A Million CPU Hours Later, AI Cracks Open the T-Cell Code

A Million CPU Hours Later, AI Cracks Open the T-Cell Code

Sophia Panagiotopoulou makes it look so straightforward.

Engineer T cells, sequence RNA, crunch the numbers, and let AI spit out targets. Boom, done.

But behind all of this is an intense, computationally ferocious machine, one that required 968,100 CPU hours (it's close enough to a million to warrant the title) of data-driven labor.

At its heart lies gx1, a 500-million-parameter transformer-based model built explicitly to decode T-cell biology, trained on expression data from 75 million cells, translating into billions of tokens.

ArsenalBio’s gamble, using massive compute to tackle drug discovery’s notorious complexity, is easy to grasp but brutally difficult to execute.

Biology’s sheer combinatorial explosion with each cell harboring around 20,000 genes means modifying even two genes simultaneously yields 200 million possible combinations, a number that quickly moves beyond feasible wet-lab experiments.

“We took gx1, fine-tuned it on a modest 500 CRISPR-edited cells, then computationally screened over 182,000 potential modifications,” she said at the Fully Connected event. In practice, this means ArsenalBio evaluated three hundred times more possibilities computationally than would be physically achievable in the lab. Panagiotopoulou, who is ArsenalBio's Director of Computational Biology and ML is candid. Without gx1’s predictions, traditional screening at this scale would cost millions of dollars and consume months, if not years, of valuable research time.

The secret behind gx1’s compute efficacy is its dual-mode training. Initially, gx1 learns gene-expression patterns through unsupervised pre-training, inspired by large language models. Panagiotopoulou describes it plainly: the model receives gene-expression vectors from T cells, with random portions masked out.

Like an AI filling in the blanks of sentences, gx1 learns to reconstruct those missing gene-expression values, capturing intricate biological relationships along the way.

But ArsenalBio pushes further. They add supervised fine-tuning, embedding cause-effect relationships into gx1 itself.

Using CRISPR they introduce precise gene modifications into T cells, meticulously mapping how these edits ripple through cellular biology. gx1, in turn, learns to predict exactly how any given CRISPR edit will reshape the cell’s gene-expression landscape.
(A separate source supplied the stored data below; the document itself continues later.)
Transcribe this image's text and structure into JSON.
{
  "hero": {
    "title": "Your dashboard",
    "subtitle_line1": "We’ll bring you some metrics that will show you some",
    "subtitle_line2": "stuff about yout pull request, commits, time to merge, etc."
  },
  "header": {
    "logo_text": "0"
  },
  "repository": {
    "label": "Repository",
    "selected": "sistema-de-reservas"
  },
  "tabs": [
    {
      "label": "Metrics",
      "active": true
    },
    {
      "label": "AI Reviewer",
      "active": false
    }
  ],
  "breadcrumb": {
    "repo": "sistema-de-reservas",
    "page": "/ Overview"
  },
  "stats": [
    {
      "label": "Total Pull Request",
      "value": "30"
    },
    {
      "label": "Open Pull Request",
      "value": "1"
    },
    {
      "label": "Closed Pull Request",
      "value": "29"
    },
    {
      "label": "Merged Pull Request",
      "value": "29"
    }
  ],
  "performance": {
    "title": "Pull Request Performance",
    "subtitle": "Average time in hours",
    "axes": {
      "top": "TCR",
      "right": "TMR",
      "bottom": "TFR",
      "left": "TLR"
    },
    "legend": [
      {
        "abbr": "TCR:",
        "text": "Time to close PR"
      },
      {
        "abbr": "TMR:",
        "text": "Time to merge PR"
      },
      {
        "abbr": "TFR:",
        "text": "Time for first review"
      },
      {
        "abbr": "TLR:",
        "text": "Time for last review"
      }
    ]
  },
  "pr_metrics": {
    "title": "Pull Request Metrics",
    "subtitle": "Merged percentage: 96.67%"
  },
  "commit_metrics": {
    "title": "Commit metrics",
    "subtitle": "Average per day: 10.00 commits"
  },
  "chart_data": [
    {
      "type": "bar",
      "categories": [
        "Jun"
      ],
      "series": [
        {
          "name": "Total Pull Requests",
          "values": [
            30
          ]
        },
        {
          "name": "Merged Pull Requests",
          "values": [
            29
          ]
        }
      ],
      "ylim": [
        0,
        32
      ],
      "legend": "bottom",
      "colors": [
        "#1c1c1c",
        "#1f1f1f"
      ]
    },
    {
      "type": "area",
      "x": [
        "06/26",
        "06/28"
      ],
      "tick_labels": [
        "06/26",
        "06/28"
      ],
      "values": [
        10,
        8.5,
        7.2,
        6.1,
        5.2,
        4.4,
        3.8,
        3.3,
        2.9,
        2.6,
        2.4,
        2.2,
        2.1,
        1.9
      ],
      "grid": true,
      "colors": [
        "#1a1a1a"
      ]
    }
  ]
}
It sounds ambitious, even audacious, but Panagiotopoulou backs the claims with crisp validation data.

Predictions correlate impressively with experimental results, approaching the reproducibility of repeat lab experiments. “Computational predictions aren’t guesswork,” Panagiotopoulou emphasizes. “They reliably match real-world biology.”

To underline this, she highlights a discovery: computational screening identified gene edits dramatically superior to anything their human-driven hypotheses, informed by literature alone, could have uncovered.

Yet gx1 isn’t confined to identifying killer T cells alone. The team also leveraged the model’s predictive power to sift subtle signals from clinical datasets, pinpointing precise gene-expression signatures in inflammatory bowel disease (IBD). gx1 outperformed existing diagnostic markers by identifying genes with far superior predictive power and targets completely invisible to conventional approaches.

ArsenalBio is already employing gx1 in-house, continually refining its power with new data, bigger screens, and even more compute.

Drug discovery, historically slow, expensive, and risky, has entered a new era—one defined by precision-guided computational biology, where a million CPU hours aren’t just brute-force but strategic necessity.